Dados antropométricos como peso e circunferência abdominal, são 
uteis em alguns casos específicos. Dados novos e importantes 
podem surgir enquanto se realiza o exame físico. 
O exame físico geral consiste na avaliação do estado geral, como 
nível de consciência, fácies, fala, confusão mental, mobilidade, entre 
outros. 
O paciente pode estar em bom estado geral (BEG), regular estado 
geral (REG) ou mau estado geral (MEG; avaliação do grau de palidez: 
importante observar mucosa palpebral da conjuntiva, mucosa oral, 
leito ungueal e palma das mãos (caso se encontre descorado, 
classificar o grau em cruzes); avaliação do grau de hidratação: 
observar umidificação da mucosa oral, globo ocular e turgor da pele 
(caso se encontre desidratado, classificar o grau em cruzes); 
avaliação da presença de icterícia: observar coloração da palma da 
mão, esclera e freio da língua; avaliação da presença de cianose e 
do padrão respiratório: observar se há dificuldades para respirar 
ou se está usando força excessiva (uso de musculatura acessória) 
para inspirar. 
Seguido da avaliação da cabeça e pescoço, sistema cardiovascular, 
sistema pulmonar, região abdominal, sistema osteoarticular, sinais 
neurológicos e extremidade. Todos os registros devem ser anotados 
ao prontuário. 
 
 
 
Avaliação do Estado geral 
Dados vitais 
Avaliação do estado geral 
Avaliação do grau de palidez 
Avaliação do grau de hidratação 
Avaliação da presença de icterícia 
Avaliação da presença de cianose 
Avaliação do padrão respiratório 
Não esquecer: 
- Dados vitais: 
- Suporte ventilatório 
- FR 
- FC 
- Saturação de 02 
- Temperatura 
Medicações 
Durante o exame físico, pode-se verificar a dieta prescrita, quais 
os medicamentos em uso (especialmente os de uso venoso), a 
rotulagem de hidratação venosa e de medicamentos em curso. 

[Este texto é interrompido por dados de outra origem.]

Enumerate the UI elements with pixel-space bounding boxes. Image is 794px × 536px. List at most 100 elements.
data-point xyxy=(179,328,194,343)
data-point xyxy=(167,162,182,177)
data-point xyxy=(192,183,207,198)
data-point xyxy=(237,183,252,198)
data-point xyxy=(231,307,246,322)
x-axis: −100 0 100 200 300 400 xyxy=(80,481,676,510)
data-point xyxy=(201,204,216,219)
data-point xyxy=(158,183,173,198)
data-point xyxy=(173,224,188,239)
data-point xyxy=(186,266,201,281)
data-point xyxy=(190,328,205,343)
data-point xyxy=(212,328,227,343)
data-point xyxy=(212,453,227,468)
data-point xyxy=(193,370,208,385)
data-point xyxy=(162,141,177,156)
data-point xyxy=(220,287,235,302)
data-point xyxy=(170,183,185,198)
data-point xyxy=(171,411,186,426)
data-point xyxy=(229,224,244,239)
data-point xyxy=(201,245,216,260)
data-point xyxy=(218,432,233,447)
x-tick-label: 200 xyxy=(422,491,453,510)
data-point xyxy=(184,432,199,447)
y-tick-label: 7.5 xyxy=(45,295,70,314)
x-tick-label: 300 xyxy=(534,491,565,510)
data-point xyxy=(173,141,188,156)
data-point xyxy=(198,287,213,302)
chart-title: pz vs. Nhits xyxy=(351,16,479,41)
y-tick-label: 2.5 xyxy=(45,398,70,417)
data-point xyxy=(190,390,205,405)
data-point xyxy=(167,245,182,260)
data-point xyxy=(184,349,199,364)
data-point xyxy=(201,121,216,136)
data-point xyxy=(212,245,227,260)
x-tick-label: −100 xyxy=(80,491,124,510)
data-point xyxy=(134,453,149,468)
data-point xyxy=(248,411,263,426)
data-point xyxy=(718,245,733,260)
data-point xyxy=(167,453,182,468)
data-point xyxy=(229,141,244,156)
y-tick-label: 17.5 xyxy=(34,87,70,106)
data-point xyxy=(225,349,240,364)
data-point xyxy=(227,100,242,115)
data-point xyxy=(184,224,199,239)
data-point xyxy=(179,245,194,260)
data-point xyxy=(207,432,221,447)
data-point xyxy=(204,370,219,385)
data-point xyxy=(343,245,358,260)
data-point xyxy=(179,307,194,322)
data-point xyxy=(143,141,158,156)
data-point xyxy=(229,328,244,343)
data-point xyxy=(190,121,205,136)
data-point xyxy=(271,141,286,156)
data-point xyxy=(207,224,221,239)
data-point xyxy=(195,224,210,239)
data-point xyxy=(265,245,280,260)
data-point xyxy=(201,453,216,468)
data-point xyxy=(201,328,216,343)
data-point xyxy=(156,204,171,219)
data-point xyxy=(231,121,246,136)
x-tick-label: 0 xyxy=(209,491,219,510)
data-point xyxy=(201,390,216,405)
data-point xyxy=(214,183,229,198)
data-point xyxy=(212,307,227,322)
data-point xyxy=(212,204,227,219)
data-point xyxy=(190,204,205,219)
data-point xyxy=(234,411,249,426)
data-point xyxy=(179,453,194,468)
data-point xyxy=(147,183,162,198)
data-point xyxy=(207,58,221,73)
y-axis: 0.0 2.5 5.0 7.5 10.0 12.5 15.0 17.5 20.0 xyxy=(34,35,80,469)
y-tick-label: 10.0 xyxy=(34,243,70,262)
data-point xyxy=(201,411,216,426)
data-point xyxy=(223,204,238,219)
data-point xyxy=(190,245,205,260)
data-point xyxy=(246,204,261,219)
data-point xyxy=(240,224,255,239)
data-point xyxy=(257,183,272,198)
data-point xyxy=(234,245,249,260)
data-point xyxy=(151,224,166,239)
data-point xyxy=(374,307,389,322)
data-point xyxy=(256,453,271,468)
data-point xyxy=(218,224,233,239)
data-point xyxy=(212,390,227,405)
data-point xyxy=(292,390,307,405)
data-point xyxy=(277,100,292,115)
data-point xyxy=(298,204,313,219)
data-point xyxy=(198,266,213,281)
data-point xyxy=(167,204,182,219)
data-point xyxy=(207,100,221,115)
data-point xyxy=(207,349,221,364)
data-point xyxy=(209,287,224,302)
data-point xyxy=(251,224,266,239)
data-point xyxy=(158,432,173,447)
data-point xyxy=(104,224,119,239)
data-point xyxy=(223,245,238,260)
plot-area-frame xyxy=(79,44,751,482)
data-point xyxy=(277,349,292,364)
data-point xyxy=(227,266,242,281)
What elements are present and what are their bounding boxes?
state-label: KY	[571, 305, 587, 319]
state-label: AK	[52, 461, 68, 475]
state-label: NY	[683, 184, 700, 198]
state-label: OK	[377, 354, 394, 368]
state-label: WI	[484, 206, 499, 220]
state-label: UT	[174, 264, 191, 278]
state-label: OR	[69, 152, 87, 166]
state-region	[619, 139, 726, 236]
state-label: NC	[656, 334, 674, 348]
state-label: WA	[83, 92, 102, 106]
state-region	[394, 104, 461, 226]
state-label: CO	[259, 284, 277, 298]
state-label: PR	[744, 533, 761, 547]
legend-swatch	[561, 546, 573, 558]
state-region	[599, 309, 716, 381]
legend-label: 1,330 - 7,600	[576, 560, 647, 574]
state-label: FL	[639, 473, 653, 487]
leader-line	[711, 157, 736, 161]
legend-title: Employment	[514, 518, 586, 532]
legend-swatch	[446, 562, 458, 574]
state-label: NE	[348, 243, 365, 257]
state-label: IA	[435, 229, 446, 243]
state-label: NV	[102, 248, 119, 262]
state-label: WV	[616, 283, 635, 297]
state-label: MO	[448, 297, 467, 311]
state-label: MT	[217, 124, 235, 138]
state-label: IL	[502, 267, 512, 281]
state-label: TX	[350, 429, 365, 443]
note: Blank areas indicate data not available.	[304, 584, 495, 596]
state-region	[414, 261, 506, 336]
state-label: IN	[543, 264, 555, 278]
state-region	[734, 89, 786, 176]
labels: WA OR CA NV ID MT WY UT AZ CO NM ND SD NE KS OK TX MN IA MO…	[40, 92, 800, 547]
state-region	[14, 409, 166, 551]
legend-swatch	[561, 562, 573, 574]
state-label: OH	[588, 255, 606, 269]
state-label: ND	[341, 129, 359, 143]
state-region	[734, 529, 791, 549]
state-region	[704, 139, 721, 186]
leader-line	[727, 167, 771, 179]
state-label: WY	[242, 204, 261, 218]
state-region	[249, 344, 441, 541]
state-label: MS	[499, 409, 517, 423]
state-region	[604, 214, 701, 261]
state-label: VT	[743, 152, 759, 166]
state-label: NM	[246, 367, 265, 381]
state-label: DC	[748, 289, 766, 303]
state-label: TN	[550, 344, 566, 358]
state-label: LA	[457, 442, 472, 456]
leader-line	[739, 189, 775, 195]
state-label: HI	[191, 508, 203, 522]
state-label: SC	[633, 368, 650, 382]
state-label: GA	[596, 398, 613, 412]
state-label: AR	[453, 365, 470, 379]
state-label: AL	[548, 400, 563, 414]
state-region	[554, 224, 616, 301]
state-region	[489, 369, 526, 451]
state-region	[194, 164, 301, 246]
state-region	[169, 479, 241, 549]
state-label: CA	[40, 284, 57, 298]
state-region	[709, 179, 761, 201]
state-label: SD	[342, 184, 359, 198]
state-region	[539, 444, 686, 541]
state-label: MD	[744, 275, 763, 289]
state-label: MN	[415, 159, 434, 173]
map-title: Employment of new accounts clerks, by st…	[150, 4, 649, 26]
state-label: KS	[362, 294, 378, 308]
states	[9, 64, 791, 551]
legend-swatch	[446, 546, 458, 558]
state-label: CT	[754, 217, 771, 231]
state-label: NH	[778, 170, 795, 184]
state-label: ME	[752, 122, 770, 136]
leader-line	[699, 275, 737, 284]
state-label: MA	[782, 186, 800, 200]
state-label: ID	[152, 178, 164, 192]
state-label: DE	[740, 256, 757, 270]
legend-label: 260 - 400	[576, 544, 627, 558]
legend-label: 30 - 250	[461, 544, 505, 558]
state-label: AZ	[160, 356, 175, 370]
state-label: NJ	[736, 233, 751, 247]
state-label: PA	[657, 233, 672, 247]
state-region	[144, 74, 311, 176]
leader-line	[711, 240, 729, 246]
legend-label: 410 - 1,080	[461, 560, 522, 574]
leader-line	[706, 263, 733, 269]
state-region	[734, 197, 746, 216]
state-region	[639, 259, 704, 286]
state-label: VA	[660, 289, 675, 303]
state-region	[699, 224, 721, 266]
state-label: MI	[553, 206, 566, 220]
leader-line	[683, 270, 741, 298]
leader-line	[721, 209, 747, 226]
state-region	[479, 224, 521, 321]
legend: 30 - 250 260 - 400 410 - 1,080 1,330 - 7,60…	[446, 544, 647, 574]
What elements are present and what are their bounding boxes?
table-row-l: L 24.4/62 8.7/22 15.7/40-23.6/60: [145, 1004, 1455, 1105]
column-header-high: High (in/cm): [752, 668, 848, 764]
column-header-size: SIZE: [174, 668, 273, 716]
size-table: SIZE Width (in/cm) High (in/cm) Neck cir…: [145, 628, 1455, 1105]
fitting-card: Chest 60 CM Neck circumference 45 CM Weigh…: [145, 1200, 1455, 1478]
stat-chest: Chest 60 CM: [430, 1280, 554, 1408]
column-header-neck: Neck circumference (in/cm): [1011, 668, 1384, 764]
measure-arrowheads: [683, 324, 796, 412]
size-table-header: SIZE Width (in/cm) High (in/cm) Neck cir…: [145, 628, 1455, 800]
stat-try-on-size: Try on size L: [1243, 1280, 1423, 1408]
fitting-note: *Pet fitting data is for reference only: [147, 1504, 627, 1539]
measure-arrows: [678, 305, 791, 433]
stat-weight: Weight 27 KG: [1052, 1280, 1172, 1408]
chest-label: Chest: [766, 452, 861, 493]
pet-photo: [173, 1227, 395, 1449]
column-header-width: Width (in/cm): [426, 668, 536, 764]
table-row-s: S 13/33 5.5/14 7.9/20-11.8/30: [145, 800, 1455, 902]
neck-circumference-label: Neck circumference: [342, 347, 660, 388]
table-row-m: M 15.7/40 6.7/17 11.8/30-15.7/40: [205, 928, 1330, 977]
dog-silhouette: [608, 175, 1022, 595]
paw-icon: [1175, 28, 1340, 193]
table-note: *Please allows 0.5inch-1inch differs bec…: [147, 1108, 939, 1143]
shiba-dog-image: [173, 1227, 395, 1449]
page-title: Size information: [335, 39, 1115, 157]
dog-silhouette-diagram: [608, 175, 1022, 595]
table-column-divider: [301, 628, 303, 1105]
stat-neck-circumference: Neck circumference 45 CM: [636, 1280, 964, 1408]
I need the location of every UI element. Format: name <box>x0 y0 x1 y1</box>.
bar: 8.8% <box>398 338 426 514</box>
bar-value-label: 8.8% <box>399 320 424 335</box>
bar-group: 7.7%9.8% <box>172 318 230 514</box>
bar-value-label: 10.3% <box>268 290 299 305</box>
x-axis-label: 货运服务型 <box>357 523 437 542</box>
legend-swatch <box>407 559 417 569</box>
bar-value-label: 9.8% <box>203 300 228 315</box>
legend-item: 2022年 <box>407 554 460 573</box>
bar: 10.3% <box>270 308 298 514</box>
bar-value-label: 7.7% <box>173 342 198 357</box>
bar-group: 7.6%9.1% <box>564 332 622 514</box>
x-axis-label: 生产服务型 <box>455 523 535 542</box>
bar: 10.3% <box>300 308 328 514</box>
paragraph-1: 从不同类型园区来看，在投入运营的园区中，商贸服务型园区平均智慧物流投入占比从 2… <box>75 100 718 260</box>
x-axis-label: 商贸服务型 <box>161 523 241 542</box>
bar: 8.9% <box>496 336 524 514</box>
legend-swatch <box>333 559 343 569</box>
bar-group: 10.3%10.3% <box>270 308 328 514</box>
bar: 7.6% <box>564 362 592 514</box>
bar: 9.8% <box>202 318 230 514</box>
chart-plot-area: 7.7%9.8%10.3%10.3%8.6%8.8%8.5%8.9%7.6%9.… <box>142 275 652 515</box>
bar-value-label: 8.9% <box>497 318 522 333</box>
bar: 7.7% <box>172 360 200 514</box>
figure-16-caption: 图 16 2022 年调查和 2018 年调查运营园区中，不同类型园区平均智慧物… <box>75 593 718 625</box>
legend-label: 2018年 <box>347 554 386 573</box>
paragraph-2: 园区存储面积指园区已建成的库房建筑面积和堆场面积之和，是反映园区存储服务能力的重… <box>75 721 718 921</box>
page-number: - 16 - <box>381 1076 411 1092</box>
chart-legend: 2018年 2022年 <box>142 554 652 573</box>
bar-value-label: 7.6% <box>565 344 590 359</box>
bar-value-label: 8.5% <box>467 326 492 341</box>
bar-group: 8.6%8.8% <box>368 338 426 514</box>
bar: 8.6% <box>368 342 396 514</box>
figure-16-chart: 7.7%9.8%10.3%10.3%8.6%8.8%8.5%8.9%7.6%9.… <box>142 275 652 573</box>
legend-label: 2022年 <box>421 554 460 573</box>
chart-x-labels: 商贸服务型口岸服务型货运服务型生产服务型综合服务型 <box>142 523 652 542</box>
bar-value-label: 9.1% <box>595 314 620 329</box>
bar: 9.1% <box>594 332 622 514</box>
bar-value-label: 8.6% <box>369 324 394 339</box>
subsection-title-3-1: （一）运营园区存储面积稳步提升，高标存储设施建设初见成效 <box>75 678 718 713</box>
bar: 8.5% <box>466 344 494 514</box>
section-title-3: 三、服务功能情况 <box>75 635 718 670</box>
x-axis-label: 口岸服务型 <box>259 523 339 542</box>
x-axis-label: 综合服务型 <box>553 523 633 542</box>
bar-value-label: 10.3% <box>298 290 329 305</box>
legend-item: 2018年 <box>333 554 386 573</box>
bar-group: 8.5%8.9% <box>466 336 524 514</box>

Trata-se de importante ferramenta de conferência para a 
segurança ao paciente. Como deve-se conter o registro de todas 
as medidas necessárias ao tratamento do paciente, as medidas de 
reabilitação e interação com as equipes multidisciplinares e sua 
adesão devem ser anotadas ao prontuário. 
Condutas 
São feitas de acordo com os problemas identificados, explicações e 
planejamento após a análise do caso pelo médico especialista. Todos 
os manejos, como plano diagnóstico e plano terapêutico devem ser 
descritos de forma clara e objetiva. 
 
 
 
 
 
@medcomath 
EXEMPLO: 
Paciente evolui na enfermaria clínica e hemodinamicamente estável, 
respirando bem em ar ambiente, com saturação de 97%, sem 
desconforto respiratório. Sem episódios de febre nas últimas 24 
horas, em uso de antibioticoterapia. Apresenta melhora do quadro 
da tosse e redução da secreção amarelada. Refere episódio de 
cefaleia frontal, de intensidade 7/10, sem irradiação, na última 
noite, fazendo uso de analgésico. Relata apetite preservado com 
boa aceitação da dieta por via oral. Diurese e dejeções presentes, 
nega alterações. Ciclo sono-vigília preservado. Controle (últimas 24 
horas): 
Exame físico: 
Temperatura axilar: 36,2ºC – 37ºC 
Frequência cardíaca: 88-102 bpm 
Frequência respiratória: 16-24 irpm 
Saturação: 95-98% (em ar ambiente) 
Exames complementares: 
Pode conter exames laboratoriais, anatomopatológicos, radiológicos 
e ultrassonográficos 
Nome do exame (data da realização do exame): resultado do exame 
Conduta do caso: Pode conter solicitação de inter-consulta com 
outras especialidades, pedido de exames, alteração na medicação, 
novas propostas de propedêutica e terapêuticas ou pendências.